Do you have plans to return to your two famous recurring characters, Judy Drood (from "Mad Night" and "The Grave Robber's Daughter") and Peculia (from "Peculia," "Peculia and the Groon Grove Vampires")?

I have notebooks filled with story ideas for both of those characters, and I would like for their exploits to continue. I do feel there is more to tell, particularly about Peculia. I had a lot of fun dropping hints about her and her past in her stories, but maybe I should give her the full "Origin" treatment next time.

With "Delphine" complete and while you mentioned you have an idea for a sequel to "Cat Burglar Black," nothing is planned. What are you doing next?

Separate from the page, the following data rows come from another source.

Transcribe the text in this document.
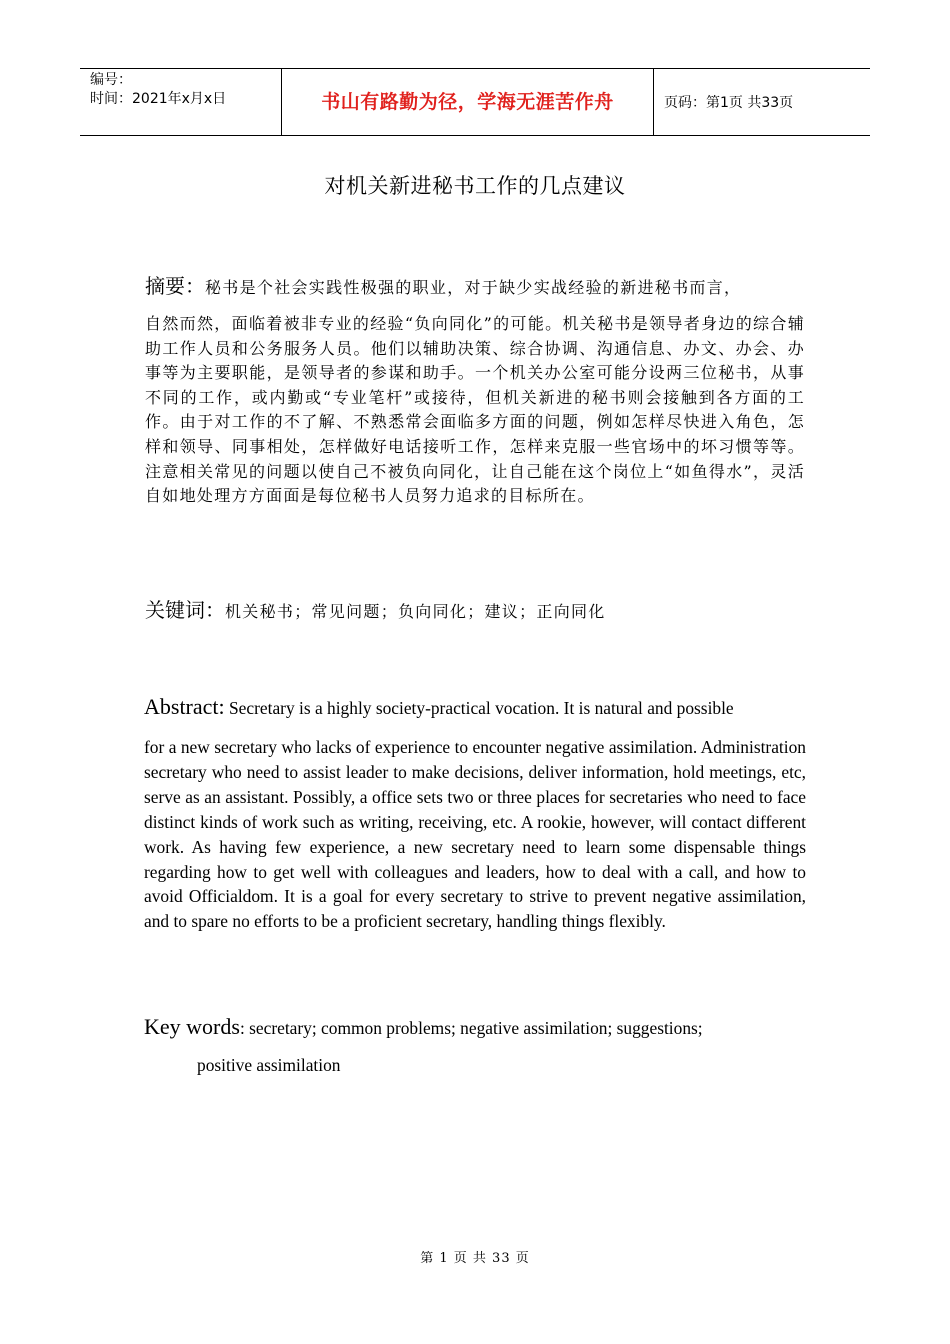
编号：
时间：2021年x月x日	书山有路勤为径，学海无涯苦作舟	页码：第1页 共33页
对机关新进秘书工作的几点建议
摘要：秘书是个社会实践性极强的职业，对于缺少实战经验的新进秘书而言，
自然而然，面临着被非专业的经验“负向同化”的可能。机关秘书是领导者身边的综合辅助工作人员和公务服务人员。他们以辅助决策、综合协调、沟通信息、办文、办会、办事等为主要职能，是领导者的参谋和助手。一个机关办公室可能分设两三位秘书，从事不同的工作，或内勤或“专业笔杆”或接待，但机关新进的秘书则会接触到各方面的工作。由于对工作的不了解、不熟悉常会面临多方面的问题，例如怎样尽快进入角色，怎样和领导、同事相处，怎样做好电话接听工作，怎样来克服一些官场中的坏习惯等等。注意相关常见的问题以使自己不被负向同化，让自己能在这个岗位上“如鱼得水”，灵活自如地处理方方面面是每位秘书人员努力追求的目标所在。
关键词：机关秘书；常见问题；负向同化；建议；正向同化
Abstract: Secretary is a highly society-practical vocation. It is natural and possible
for a new secretary who lacks of experience to encounter negative assimilation. Administration secretary who need to assist leader to make decisions, deliver information, hold meetings, etc, serve as an assistant. Possibly, a office sets two or three places for secretaries who need to face distinct kinds of work such as writing, receiving, etc. A rookie, however, will contact different work. As having few experience, a new secretary need to learn some dispensable things regarding how to get well with colleagues and leaders, how to deal with a call, and how to avoid Officialdom. It is a goal for every secretary to strive to prevent negative assimilation, and to spare no efforts to be a proficient secretary, handling things flexibly.
Key words: secretary; common problems; negative assimilation; suggestions;
positive assimilation
第 1 页 共 33 页
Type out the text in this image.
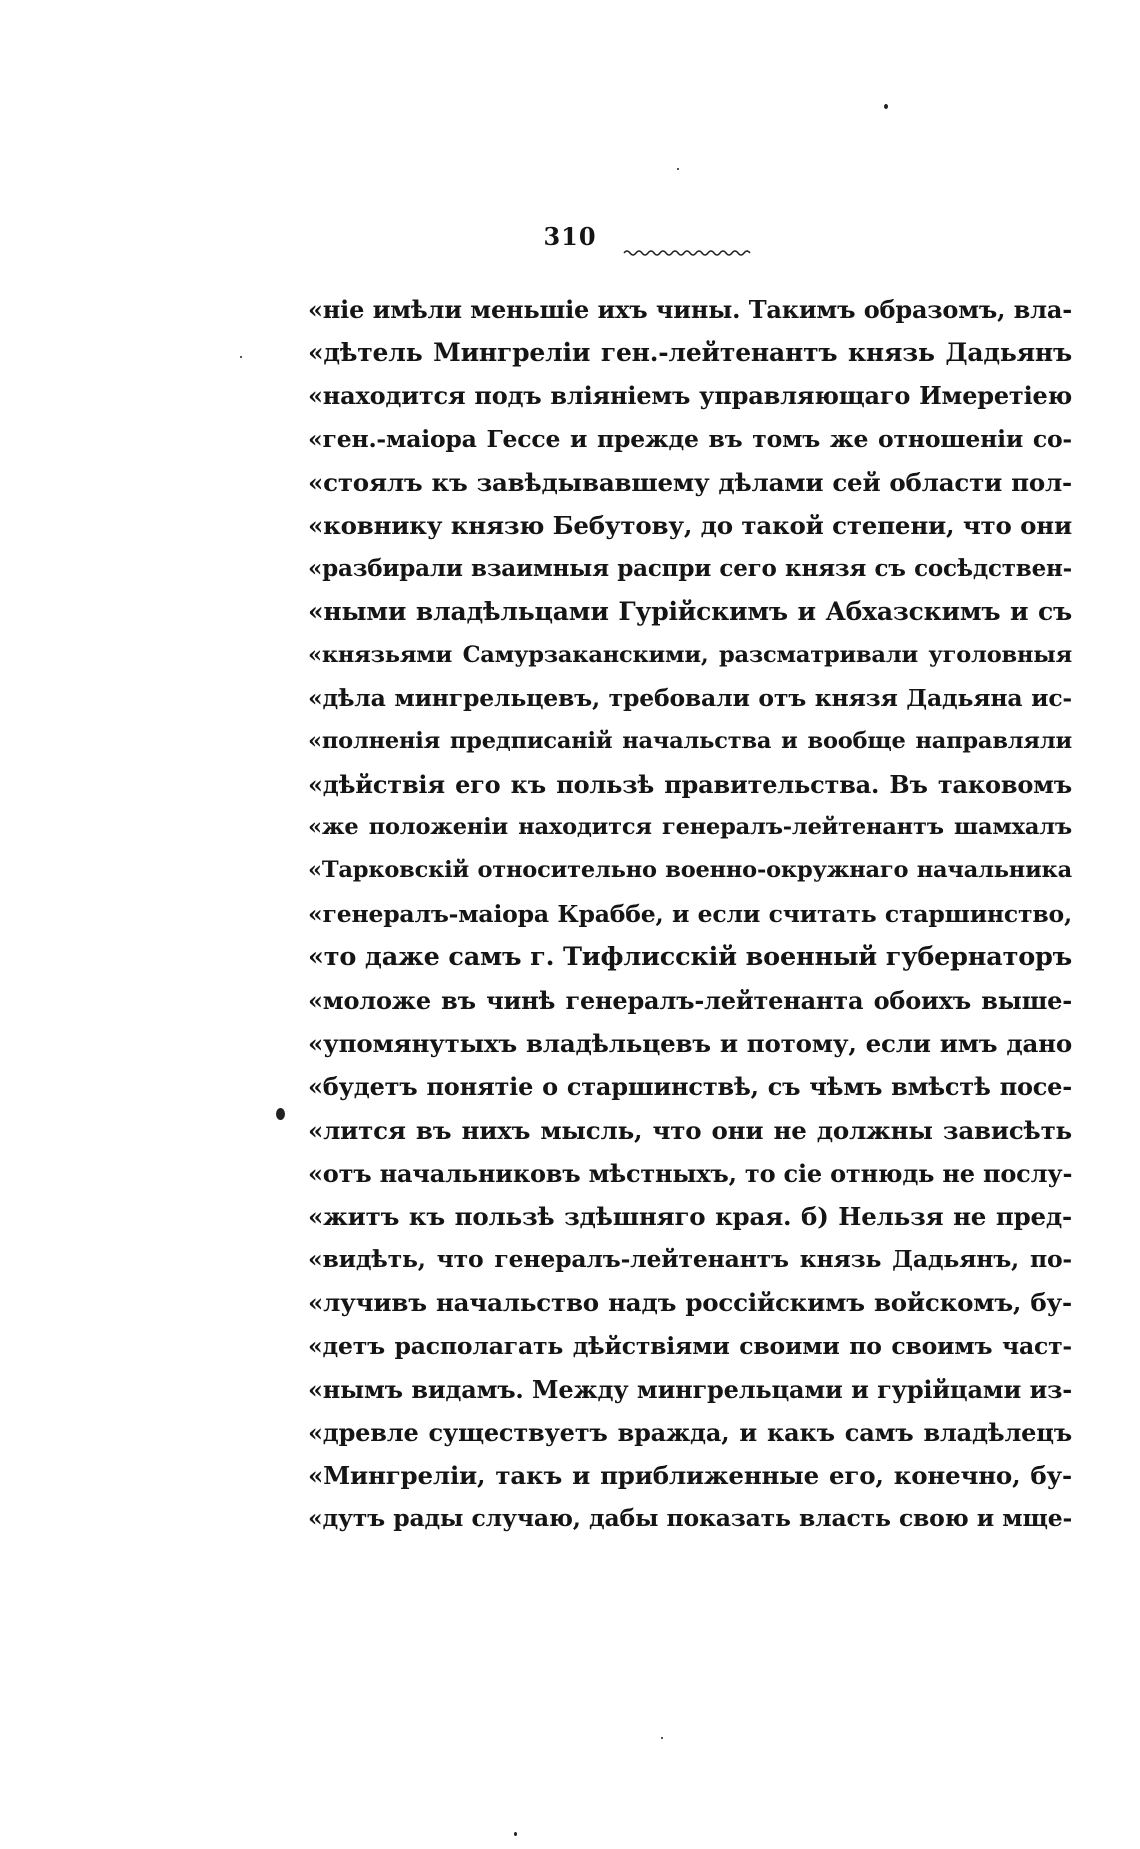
310
«ніе имѣли меньшіе ихъ чины. Такимъ образомъ, вла-
«дѣтель Мингреліи ген.-лейтенантъ князь Дадьянъ
«находится подъ вліяніемъ управляющаго Имеретіею
«ген.-маіора Гессе и прежде въ томъ же отношеніи со-
«стоялъ къ завѣдывавшему дѣлами сей области пол-
«ковнику князю Бебутову, до такой степени, что они
«разбирали взаимныя распри сего князя съ сосѣдствен-
«ными владѣльцами Гурійскимъ и Абхазскимъ и съ
«князьями Самурзаканскими, разсматривали уголовныя
«дѣла мингрельцевъ, требовали отъ князя Дадьяна ис-
«полненія предписаній начальства и вообще направляли
«дѣйствія его къ пользѣ правительства. Въ таковомъ
«же положеніи находится генералъ-лейтенантъ шамхалъ
«Тарковскій относительно военно-окружнаго начальника
«генералъ-маіора Краббе, и если считать старшинство,
«то даже самъ г. Тифлисскій военный губернаторъ
«моложе въ чинѣ генералъ-лейтенанта обоихъ выше-
«упомянутыхъ владѣльцевъ и потому, если имъ дано
«будетъ понятіе о старшинствѣ, съ чѣмъ вмѣстѣ посе-
«лится въ нихъ мысль, что они не должны зависѣть
«отъ начальниковъ мѣстныхъ, то сіе отнюдь не послу-
«житъ къ пользѣ здѣшняго края. б) Нельзя не пред-
«видѣть, что генералъ-лейтенантъ князь Дадьянъ, по-
«лучивъ начальство надъ россійскимъ войскомъ, бу-
«детъ располагать дѣйствіями своими по своимъ част-
«нымъ видамъ. Между мингрельцами и гурійцами из-
«древле существуетъ вражда, и какъ самъ владѣлецъ
«Мингреліи, такъ и приближенные его, конечно, бу-
«дутъ рады случаю, дабы показать власть свою и мще-
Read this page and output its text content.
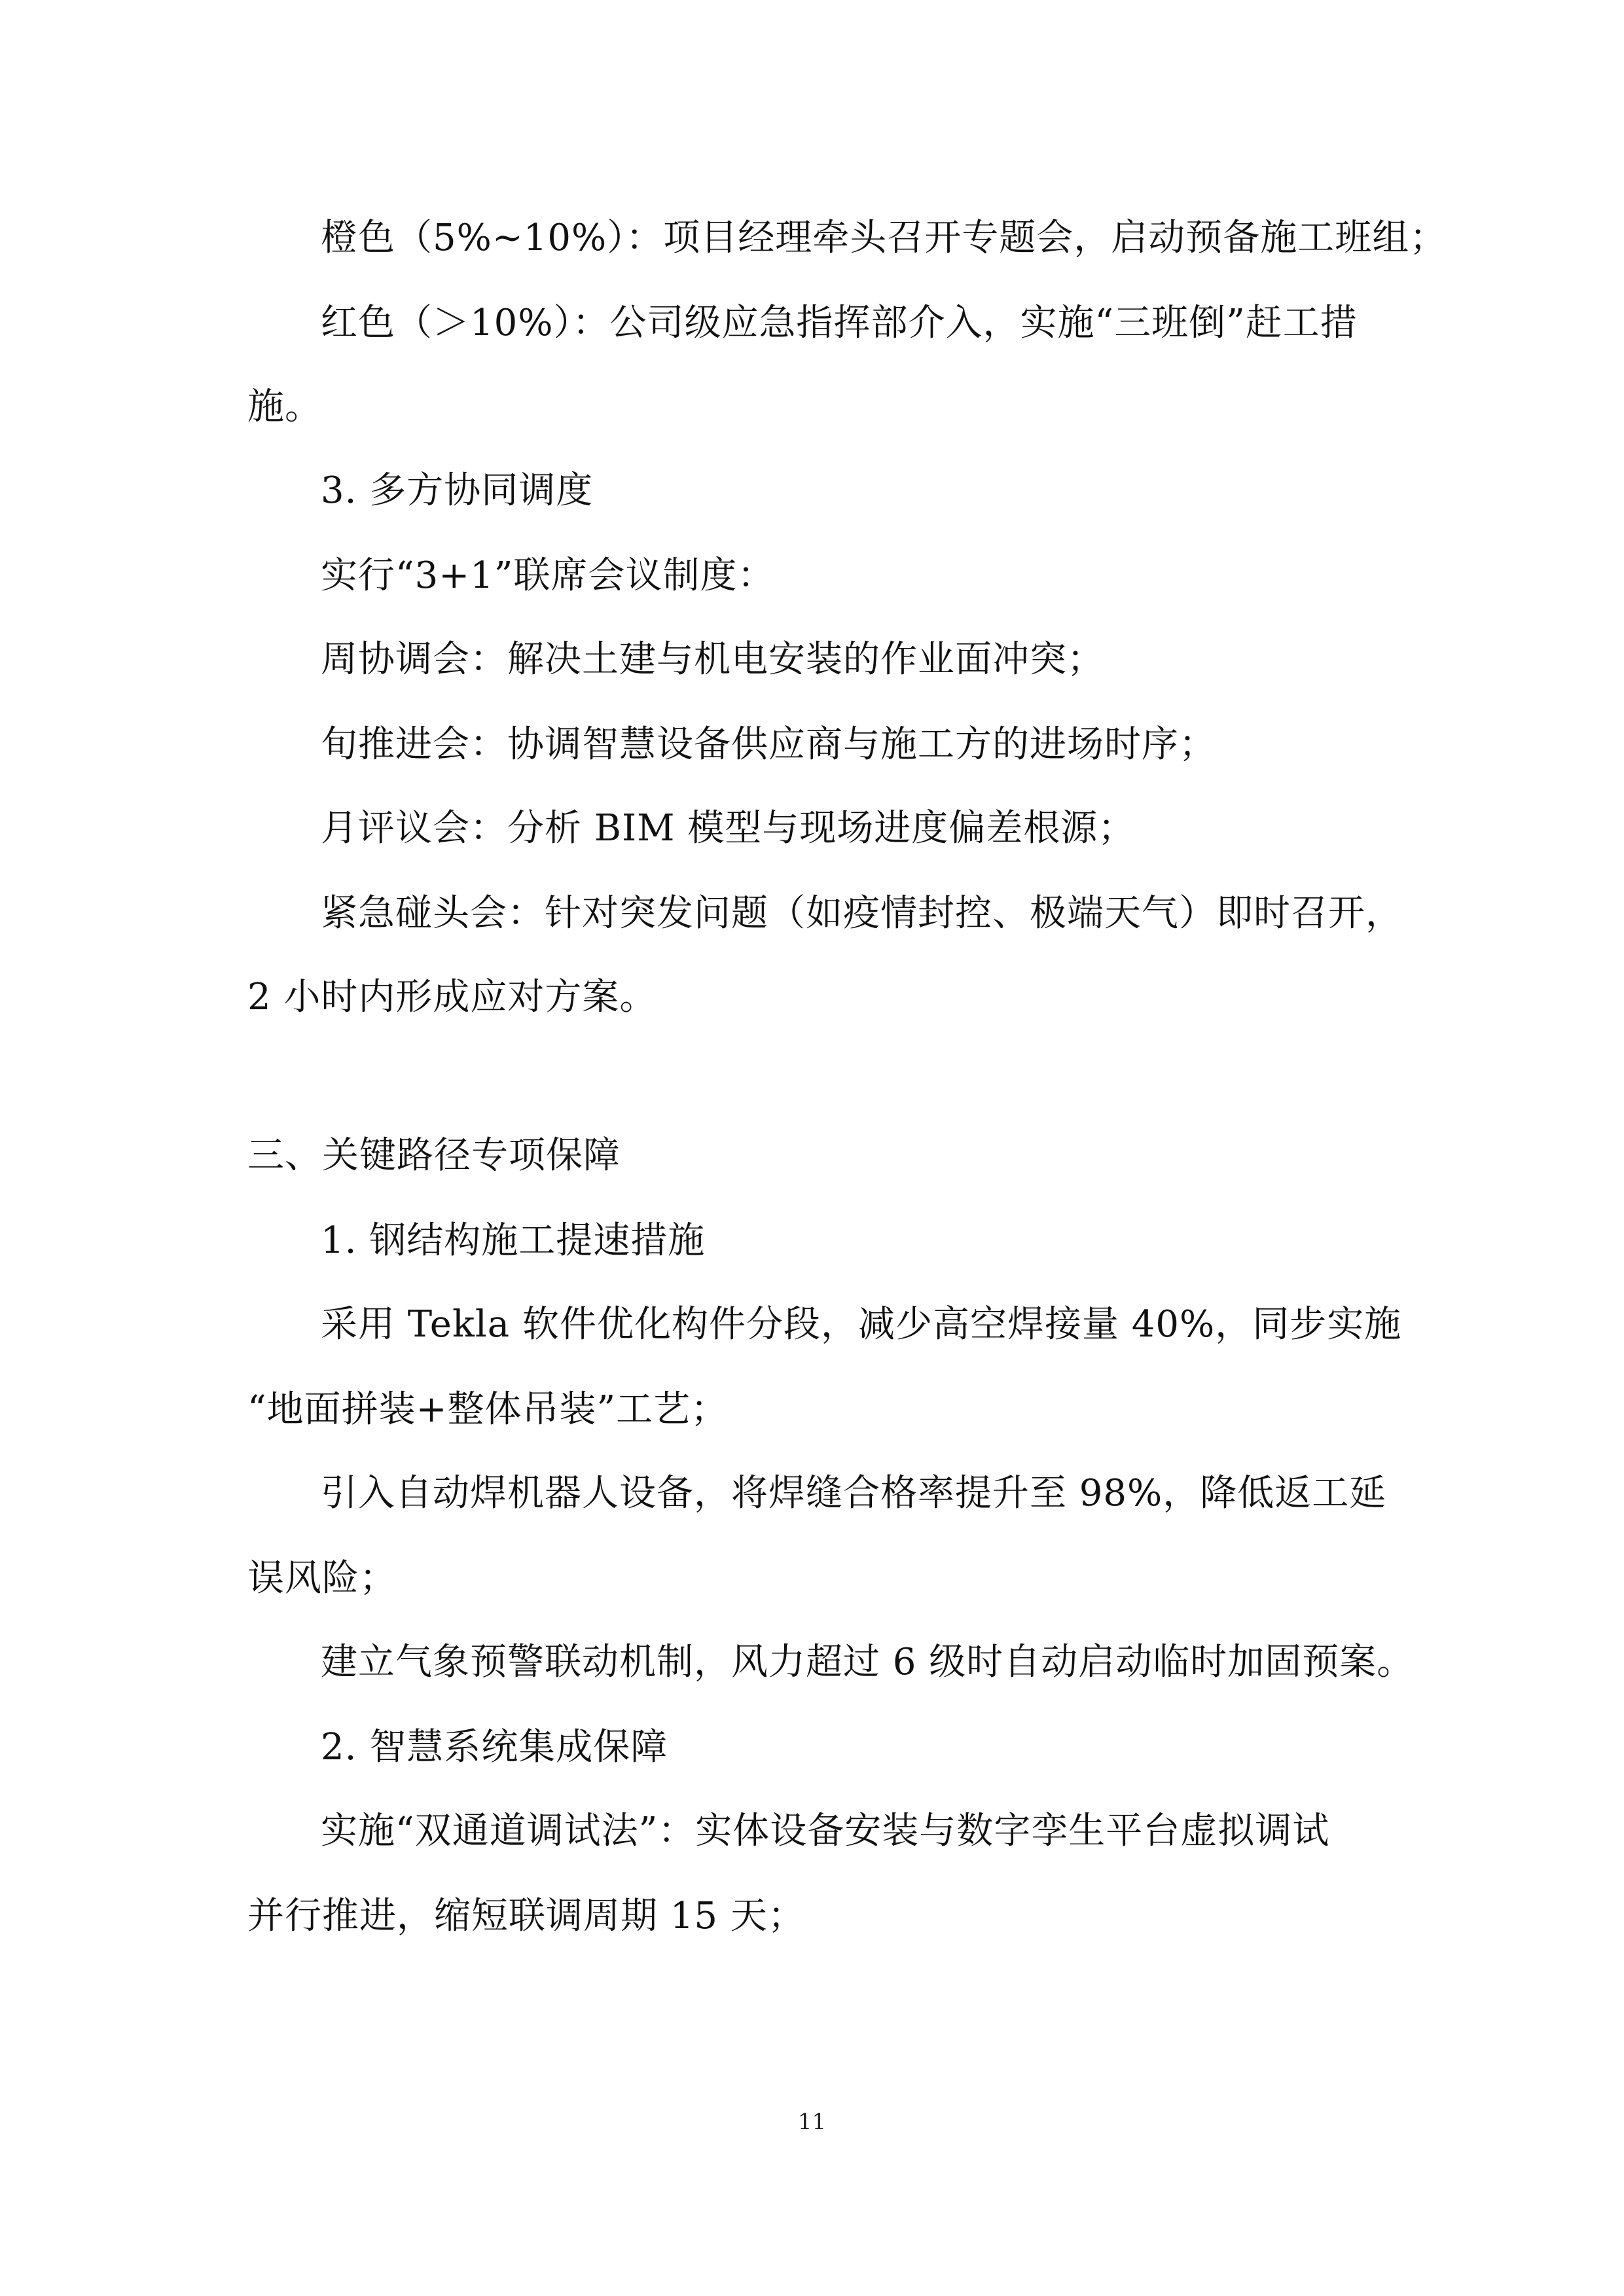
橙色（5%~10%）：项目经理牵头召开专题会，启动预备施工班组；
红色（＞10%）：公司级应急指挥部介入，实施“三班倒”赶工措
施。
3. 多方协同调度
实行“3+1”联席会议制度：
周协调会：解决土建与机电安装的作业面冲突；
旬推进会：协调智慧设备供应商与施工方的进场时序；
月评议会：分析 BIM 模型与现场进度偏差根源；
紧急碰头会：针对突发问题（如疫情封控、极端天气）即时召开，
2 小时内形成应对方案。
三、关键路径专项保障
1. 钢结构施工提速措施
采用 Tekla 软件优化构件分段，减少高空焊接量 40%，同步实施
“地面拼装+整体吊装”工艺；
引入自动焊机器人设备，将焊缝合格率提升至 98%，降低返工延
误风险；
建立气象预警联动机制，风力超过 6 级时自动启动临时加固预案。
2. 智慧系统集成保障
实施“双通道调试法”：实体设备安装与数字孪生平台虚拟调试
并行推进，缩短联调周期 15 天；
11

At this moment, besides the kinds of small side projects I'm always doing, I'm only working on one new book.  I usually like to have more than one to work on at any given time, but the new book I'm writing is a bit more complex, both visually and psychologically, so I don't want to get too distracted from it until it's a slightly more developed.  When it's further along, I'll start another one -- I haven't decide what yet.  I love the process of figuring out what to do next.  It's always fun to start on a new project!